Zohan’s presentation isn’t quite as “silky smooth” as Scrappy Coco might have liked. (Scrappy Coco is the name Zohan adopts when he fakes his death to become — I’m not kidding — a Brooklyn hairdresser. And an out-of-touch hairdresser at that: He’s stuck between the disco and Flock of Seagulls eras. I guess Amazon doesn’t deliver Paul Mitchell annual hair-style-update books to Israel.) One over-the-top, crude theme makes it inappropriate for the kids. But a movie that makes serious jokes about Hezbollah and Hamas probably has to have an element of the overwhelmingly silly; and you probably didn’t want to take your kids to a Hezbollah-joking movie anyway.

In Zohan, you meet terrorists who are terrorists because it’s all they know. You meet Arabs and Jews who have done their best to escape that world, emigrating to the United States, finding themselves living in the same kind of tight us vs. them ’hood, only without the wall or the wailing. It can feel a little bit like a give-the-world-a-Coke commercial at times, but for the most part it avoids the saccharine. Zohan manages to be full of humanity without making excuses or searching for root causes.

Full disclosure: I’ve been to Happy Madison’s Culver City offices and I’ve seen the ping-pong table. I’m partial to these smart, good guys with their love of country, astute awareness of the world they live in, and dedication to entertaining both themselves and others. They know the power of humor and of not taking themselves too seriously — and they’re not afraid to take it to the most un-p.c. of places. “Shut up and make people laugh” might be their motto, and explain a lot of Zohan.

If you’re looking for a serious movie, Don’t Mess with the Zohan is not for you, as the movies’ ads might already have made clear. But if you want to laugh, can handle some cringing, and don’t want to completely leave behind the reality of war in the holiest of lands, Zohan is fresh, fearless, and fun.

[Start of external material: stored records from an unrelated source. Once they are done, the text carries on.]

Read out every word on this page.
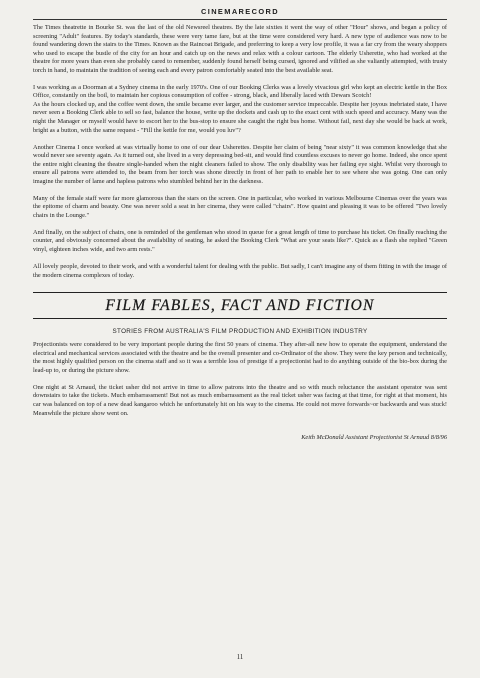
CINEMARECORD

The Times theatrette in Bourke St. was the last of the old Newsreel theatres. By the late sixties it went the way of other "Hour" shows, and began a policy of screening "Adult" features. By today's standards, these were very tame fare, but at the time were considered very hard. A new type of audience was now to be found wandering down the stairs to the Times. Known as the Raincoat Brigade, and preferring to keep a very low profile, it was a far cry from the weary shoppers who used to escape the bustle of the city for an hour and catch up on the news and relax with a colour cartoon. The elderly Usherette, who had worked at the theatre for more years than even she probably cared to remember, suddenly found herself being cursed, ignored and vilified as she valiantly attempted, with trusty torch in hand, to maintain the tradition of seeing each and every patron comfortably seated into the best available seat.

I was working as a Doorman at a Sydney cinema in the early 1970's. One of our Booking Clerks was a lovely vivacious girl who kept an electric kettle in the Box Office, constantly on the boil, to maintain her copious consumption of coffee - strong, black, and liberally laced with Dewars Scotch!

As the hours clocked up, and the coffee went down, the smile became ever larger, and the customer service impeccable. Despite her joyous inebriated state, I have never seen a Booking Clerk able to sell so fast, balance the house, write up the dockets and cash up to the exact cent with such speed and accuracy. Many was the night the Manager or myself would have to escort her to the bus-stop to ensure she caught the right bus home. Without fail, next day she would be back at work, bright as a button, with the same request - "Fill the kettle for me, would you luv"?

Another Cinema I once worked at was virtually home to one of our dear Usherettes. Despite her claim of being "near sixty" it was common knowledge that she would never see seventy again. As it turned out, she lived in a very depressing bed-sit, and would find countless excuses to never go home. Indeed, she once spent the entire night cleaning the theatre single-handed when the night cleaners failed to show. The only disability was her failing eye sight. Whilst very thorough to ensure all patrons were attended to, the beam from her torch was shone directly in front of her path to enable her to see where she was going. One can only imagine the number of lame and hapless patrons who stumbled behind her in the darkness.

Many of the female staff were far more glamorous than the stars on the screen. One in particular, who worked in various Melbourne Cinemas over the years was the epitome of charm and beauty. One was never sold a seat in her cinema, they were called "chairs". How quaint and pleasing it was to be offered "Two lovely chairs in the Lounge."

And finally, on the subject of chairs, one is reminded of the gentleman who stood in queue for a great length of time to purchase his ticket. On finally reaching the counter, and obviously concerned about the availability of seating, he asked the Booking Clerk "What are your seats like?". Quick as a flash she replied "Green vinyl, eighteen inches wide, and two arm rests."

All lovely people, devoted to their work, and with a wonderful talent for dealing with the public. But sadly, I can't imagine any of them fitting in with the image of the modern cinema complexes of today.

FILM FABLES, FACT AND FICTION
STORIES FROM AUSTRALIA'S FILM PRODUCTION AND EXHIBITION INDUSTRY

Projectionists were considered to be very important people during the first 50 years of cinema. They after-all new how to operate the equipment, understand the electrical and mechanical services associated with the theatre and be the overall presenter and co-Ordinator of the show. They were the key person and technically, the most highly qualified person on the cinema staff and so it was a terrible loss of prestige if a projectionist had to do anything outside of the bio-box during the lead-up to, or during the picture show.

One night at St Arnaud, the ticket usher did not arrive in time to allow patrons into the theatre and so with much reluctance the assistant operator was sent downstairs to take the tickets. Much embarrassment! But not as much embarrassment as the real ticket usher was facing at that time, for right at that moment, his car was balanced on top of a new dead kangaroo which he unfortunately hit on his way to the cinema. He could not move forwards~or backwards and was stuck! Meanwhile the picture show went on.

Keith McDonald Assistant Projectionist St Arnaud 8/8/96
11
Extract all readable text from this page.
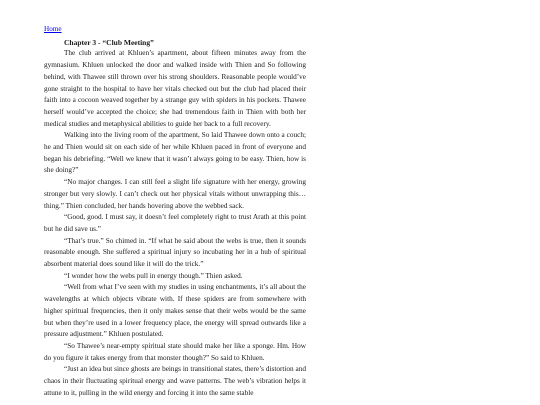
Home

Chapter 3 - “Club Meeting”

The club arrived at Khluen’s apartment, about fifteen minutes away from the gymnasium. Khluen unlocked the door and walked inside with Thien and So following behind, with Thawee still thrown over his strong shoulders. Reasonable people would’ve gone straight to the hospital to have her vitals checked out but the club had placed their faith into a cocoon weaved together by a strange guy with spiders in his pockets. Thawee herself would’ve accepted the choice; she had tremendous faith in Thien with both her medical studies and metaphysical abilities to guide her back to a full recovery.

Walking into the living room of the apartment, So laid Thawee down onto a couch; he and Thien would sit on each side of her while Khluen paced in front of everyone and began his debriefing. “Well we knew that it wasn’t always going to be easy. Thien, how is she doing?”

“No major changes. I can still feel a slight life signature with her energy, growing stronger but very slowly. I can’t check out her physical vitals without unwrapping this… thing.” Thien concluded, her hands hovering above the webbed sack.

“Good, good. I must say, it doesn’t feel completely right to trust Arath at this point but he did save us.”

“That’s true.” So chimed in. “If what he said about the webs is true, then it sounds reasonable enough. She suffered a spiritual injury so incubating her in a hub of spiritual absorbent material does sound like it will do the trick.”

“I wonder how the webs pull in energy though.” Thien asked.

“Well from what I’ve seen with my studies in using enchantments, it’s all about the wavelengths at which objects vibrate with. If these spiders are from somewhere with higher spiritual frequencies, then it only makes sense that their webs would be the same but when they’re used in a lower frequency place, the energy will spread outwards like a pressure adjustment.” Khluen postulated.

“So Thawee’s near-empty spiritual state should make her like a sponge. Hm. How do you figure it takes energy from that monster though?” So said to Khluen.

“Just an idea but since ghosts are beings in transitional states, there’s distortion and chaos in their fluctuating spiritual energy and wave patterns. The web’s vibration helps it attune to it, pulling in the wild energy and forcing it into the same stable
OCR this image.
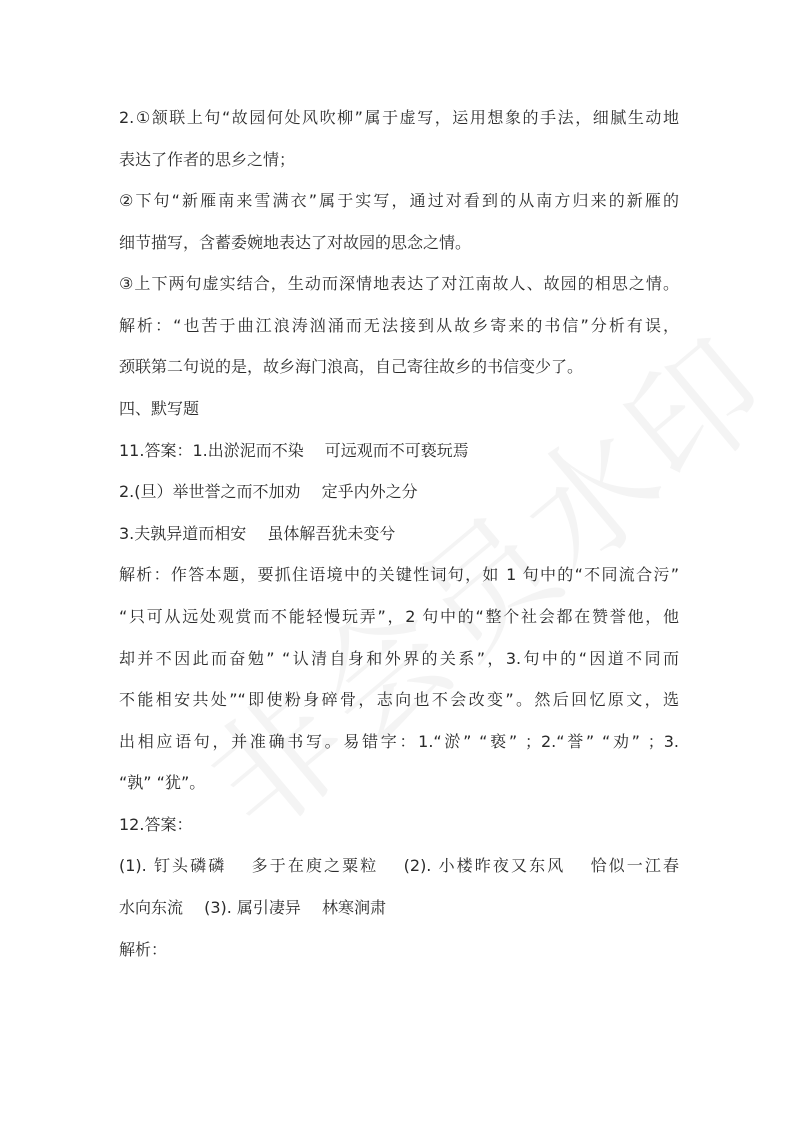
2.①颔联上句“故园何处风吹柳”属于虚写，运用想象的手法，细腻生动地
表达了作者的思乡之情；
②下句“新雁南来雪满衣”属于实写，通过对看到的从南方归来的新雁的
细节描写，含蓄委婉地表达了对故园的思念之情。
③上下两句虚实结合，生动而深情地表达了对江南故人、故园的相思之情。
解析：“也苦于曲江浪涛汹涌而无法接到从故乡寄来的书信”分析有误，
颈联第二句说的是，故乡海门浪高，自己寄往故乡的书信变少了。
四、默写题
11.答案：1.出淤泥而不染　 可远观而不可亵玩焉
2.(旦）举世誉之而不加劝　 定乎内外之分
3.夫孰异道而相安　 虽体解吾犹未变兮
解析：作答本题，要抓住语境中的关键性词句，如 1 句中的“不同流合污”
“只可从远处观赏而不能轻慢玩弄”，2 句中的“整个社会都在赞誉他，他
却并不因此而奋勉” “认清自身和外界的关系”，3.句中的“因道不同而
不能相安共处”“即使粉身碎骨，志向也不会改变”。然后回忆原文，选
出相应语句，并准确书写。易错字：1.“淤” “亵” ；2.“誉” “劝” ；3.
“孰” “犹”。
12.答案：
(1). 钉头磷磷　 多于在庾之粟粒　 (2). 小楼昨夜又东风　 恰似一江春
水向东流　 (3). 属引凄异　 林寒涧肃
解析：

“Lather. Rinse. Save the world.” There have actually been more ridiculous diplomatic efforts in the real world. When Zohan’s mother announces to her fighting son, “They’ve been fighting for 2,000 years, it can’t be much longer,” we, along with Zohan, know it will be quite a while yet. So in the meantime — Muslims, Jews, Christians, all — why not sit down for a few laughs?